José María Laso Prieto

Sobre el libro de José Andrés Rojo, Vicente Rojo, retrato de un general republicano, Tusquets, Barcelona 2006, 464 págs.

Así titula su autor el libro que reseñamos. Se trata de don José Andrés Rojo, o sea de un nieto del famoso general republicano. Siempre he sido un gran admirador de don Vicente Rojo y no sólo por ser la mejor cabeza militar que reveló la guerra civil española sino por el hecho de que siendo una persona profundamente católica mantuvo hasta el final de su vida la lealtad a las instituciones republicanas. Buena prueba de su capacidad militar, la dio tanto en la organización del Ejército Popular de la República como en el planeamiento de las batallas de la defensa de Madrid, Brunete, Belchite, Teruel y su cruce del río Ebro. Todas ellas de un gran éxito inicial pero que después fueron frustradas por la gran superioridad armamentística del enemigo, por haberse volcado a favor de éste la Italia Fascista y la Alemania nazi. De 1932 a 1936 editó, junto al también capitán don Emilio Alamán Ortega, la famosa Colección Bibliográfica Militar donde se publicaron mensualmente un centenar de obras sobre el arte militar. Estoy muy orgulloso de poseer tal Colección, que recoge las mejores obras sobre el tema. También poseo otras célebres obras del General Rojo como ¡Alerta los pueblos! Estudio político militar del periodo final de la guerra española, Editorial Ariel, Barcelona 1974. España heroica.
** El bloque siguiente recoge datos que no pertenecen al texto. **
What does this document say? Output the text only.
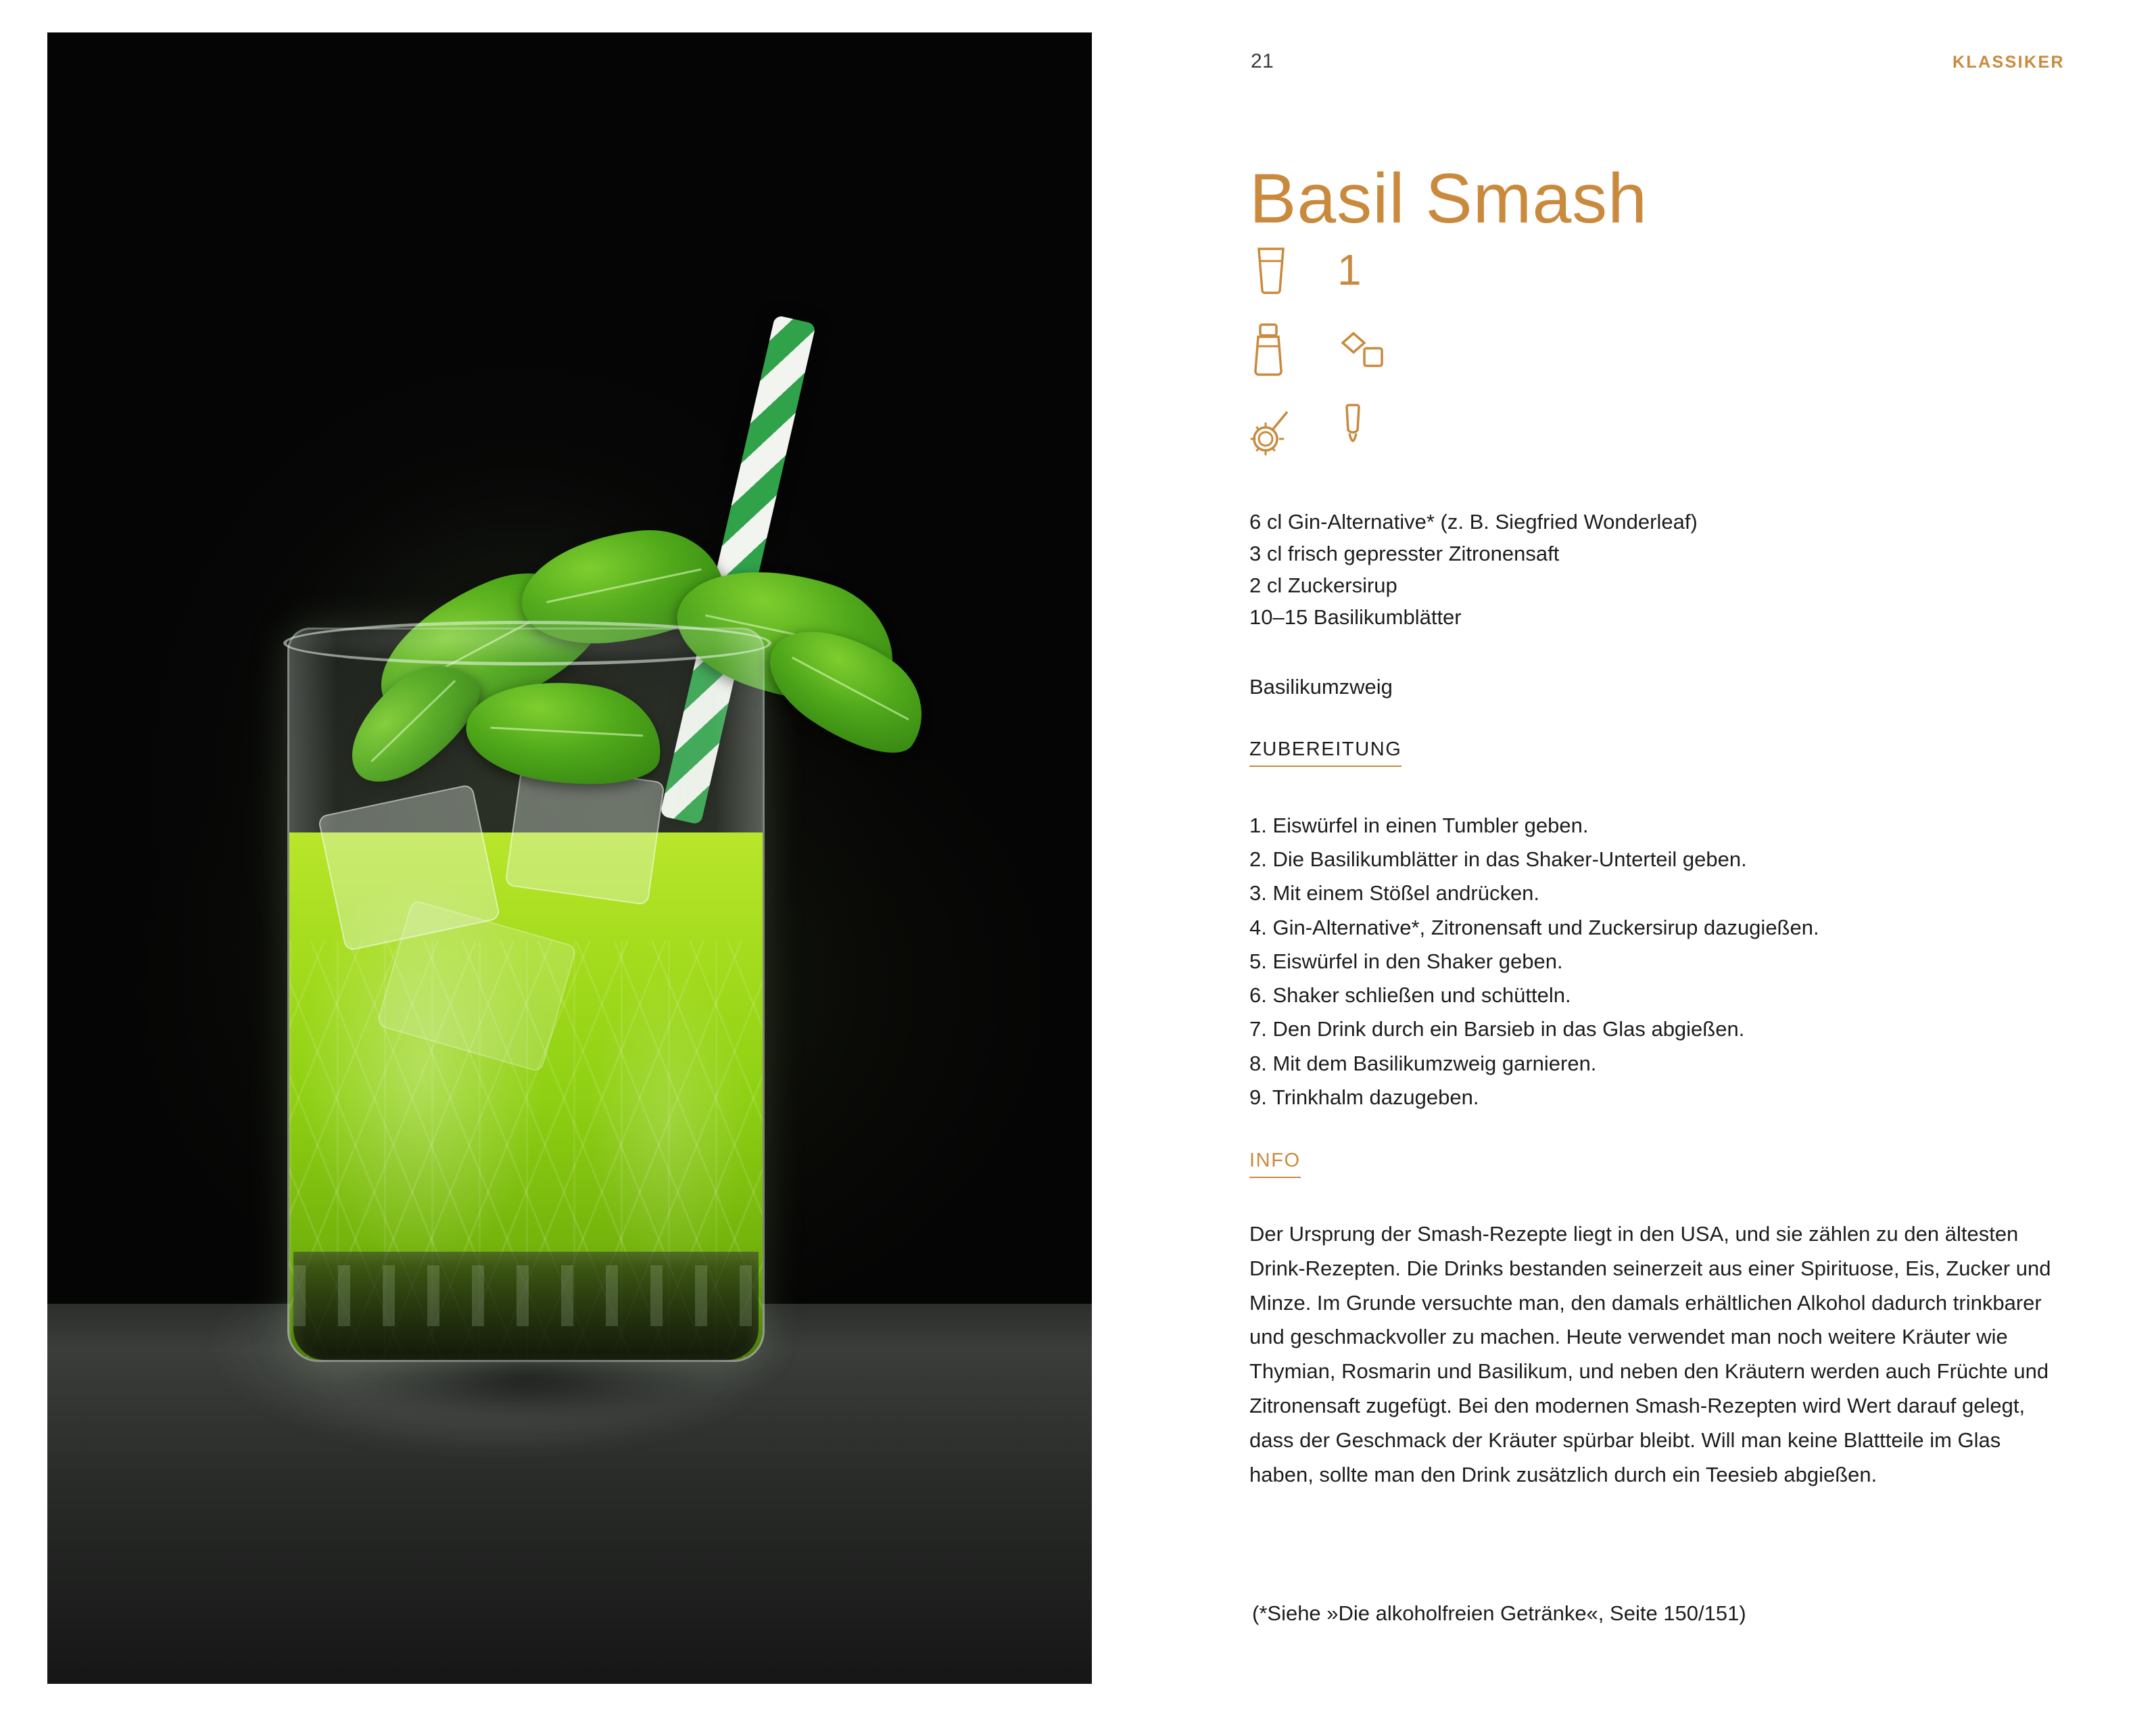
21	KLASSIKER
Basil Smash
1
6 cl Gin-Alternative* (z. B. Siegfried Wonderleaf)
3 cl frisch gepresster Zitronensaft
2 cl Zuckersirup
10–15 Basilikumblätter
Basilikumzweig
ZUBEREITUNG
1. Eiswürfel in einen Tumbler geben.
2. Die Basilikumblätter in das Shaker-Unterteil geben.
3. Mit einem Stößel andrücken.
4. Gin-Alternative*, Zitronensaft und Zuckersirup dazugießen.
5. Eiswürfel in den Shaker geben.
6. Shaker schließen und schütteln.
7. Den Drink durch ein Barsieb in das Glas abgießen.
8. Mit dem Basilikumzweig garnieren.
9. Trinkhalm dazugeben.
INFO
Der Ursprung der Smash-Rezepte liegt in den USA, und sie zählen zu den ältesten Drink-Rezepten. Die Drinks bestanden seinerzeit aus einer Spirituose, Eis, Zucker und Minze. Im Grunde versuchte man, den damals erhältlichen Alkohol dadurch trinkbarer und geschmackvoller zu machen. Heute verwendet man noch weitere Kräuter wie Thymian, Rosmarin und Basilikum, und neben den Kräutern werden auch Früchte und Zitronensaft zugefügt. Bei den modernen Smash-Rezepten wird Wert darauf gelegt, dass der Geschmack der Kräuter spürbar bleibt. Will man keine Blattteile im Glas haben, sollte man den Drink zusätzlich durch ein Teesieb abgießen.
(*Siehe »Die alkoholfreien Getränke«, Seite 150/151)
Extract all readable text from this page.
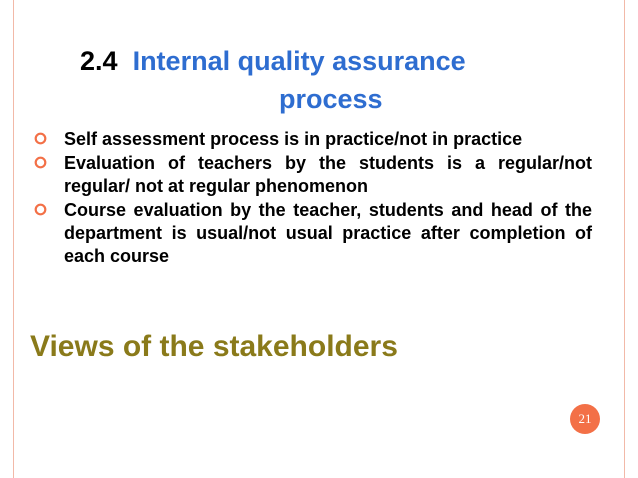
2.4 Internal quality assurance
process
Self assessment process is in practice/not in practice
Evaluation of teachers by the students is a regular/not regular/ not at regular phenomenon
Course evaluation by the teacher, students and head of the department is usual/not usual practice after completion of each course
Views of the stakeholders
21
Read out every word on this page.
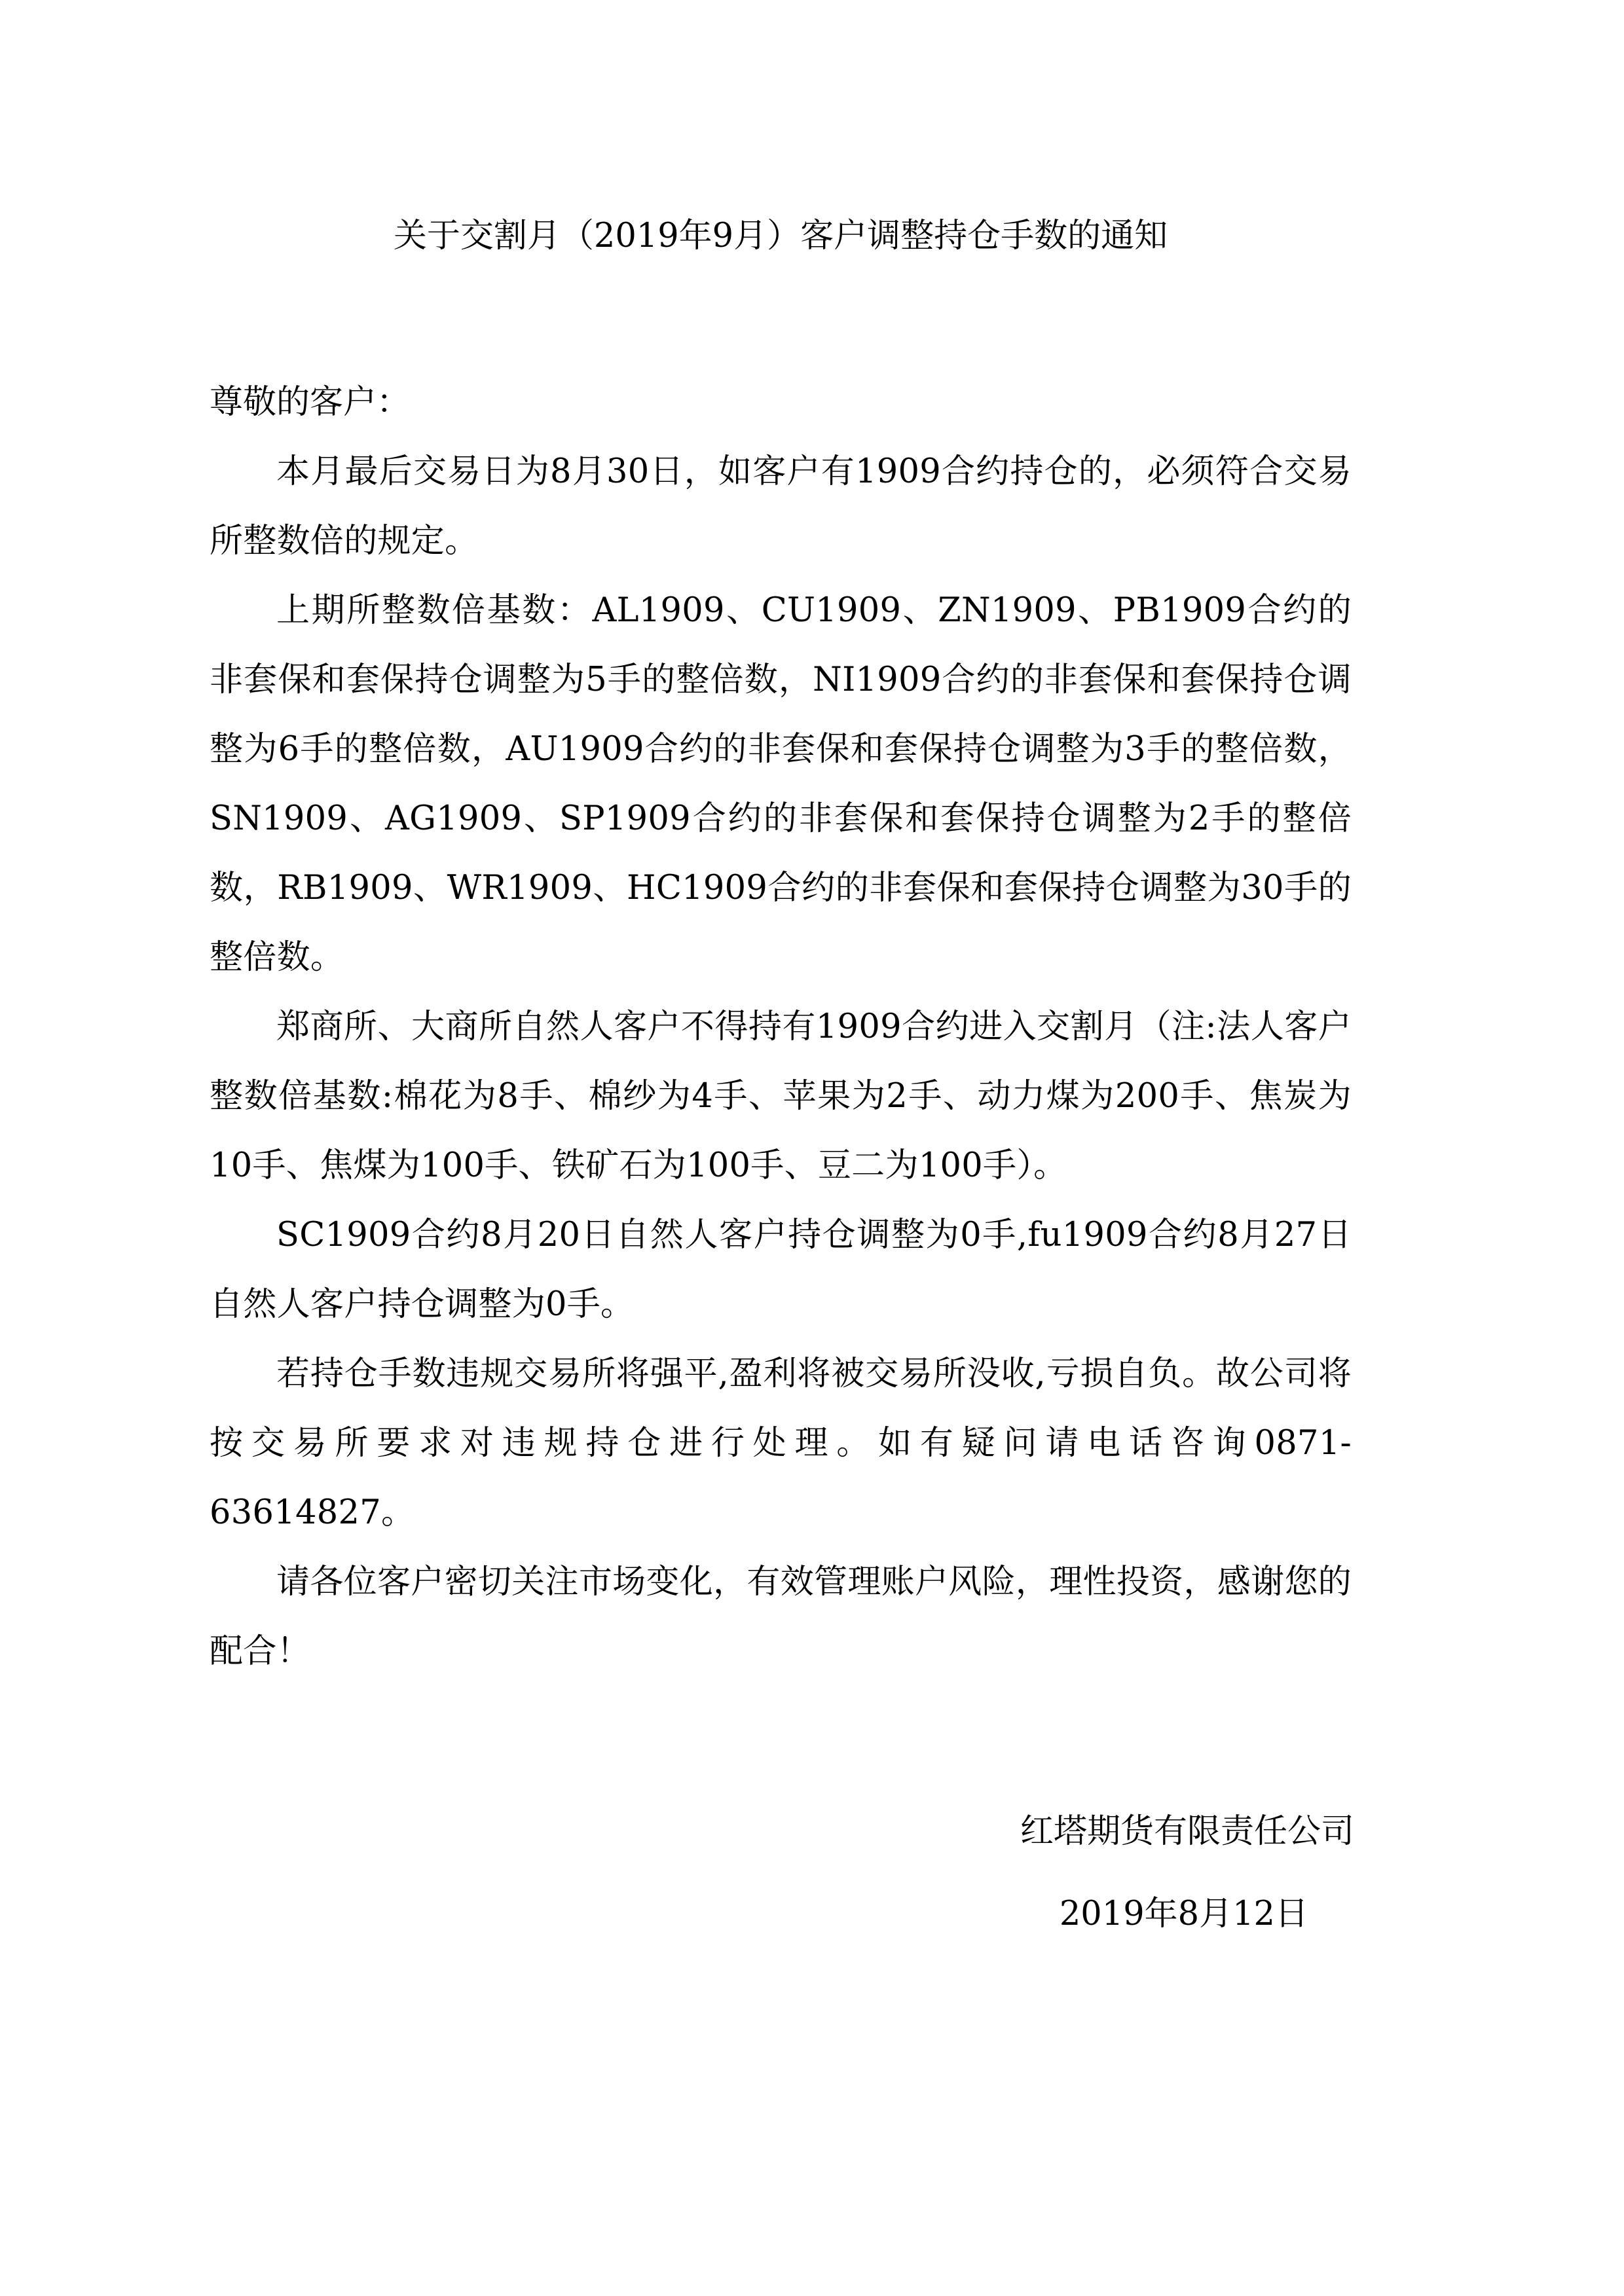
关于交割月（2019年9月）客户调整持仓手数的通知

尊敬的客户：

本月最后交易日为8月30日，如客户有1909合约持仓的，必须符合交易所整数倍的规定。

上期所整数倍基数：AL1909、CU1909、ZN1909、PB1909合约的非套保和套保持仓调整为5手的整倍数，NI1909合约的非套保和套保持仓调整为6手的整倍数，AU1909合约的非套保和套保持仓调整为3手的整倍数，SN1909、AG1909、SP1909合约的非套保和套保持仓调整为2手的整倍数，RB1909、WR1909、HC1909合约的非套保和套保持仓调整为30手的整倍数。

郑商所、大商所自然人客户不得持有1909合约进入交割月（注:法人客户整数倍基数:棉花为8手、棉纱为4手、苹果为2手、动力煤为200手、焦炭为10手、焦煤为100手、铁矿石为100手、豆二为100手）。

SC1909合约8月20日自然人客户持仓调整为0手,fu1909合约8月27日自然人客户持仓调整为0手。

若持仓手数违规交易所将强平,盈利将被交易所没收,亏损自负。故公司将按交易所要求对违规持仓进行处理。如有疑问请电话咨询0871-63614827。

请各位客户密切关注市场变化，有效管理账户风险，理性投资，感谢您的配合！

红塔期货有限责任公司

2019年8月12日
Diez bocetos de la guerra española, Ariel, Barcelona 1975. Así fue la defensa de Madrid. Aportación a la historia de la guerra de España, Comunidad de Madrid, 1987. El Ejército como institución social, Editorial ZYX, Biblioteca promoción del pueblo, Madrid 1968. Por mi parte, publique también un artículo titulado «Franco y Rojo: dos generales en la guerra de España» en la revista El Basilisco, editada por la Fundación Gustavo Bueno. Asimismo, aplicando los conocimientos militares obtenidos estudiando las obras de Vicente Rojo, he publicado el artículo «El arco de Fuego» (La batalla de Kursk) la mayor batalla de tanques de la historia, publicada asimismo en la revista El Basilisco.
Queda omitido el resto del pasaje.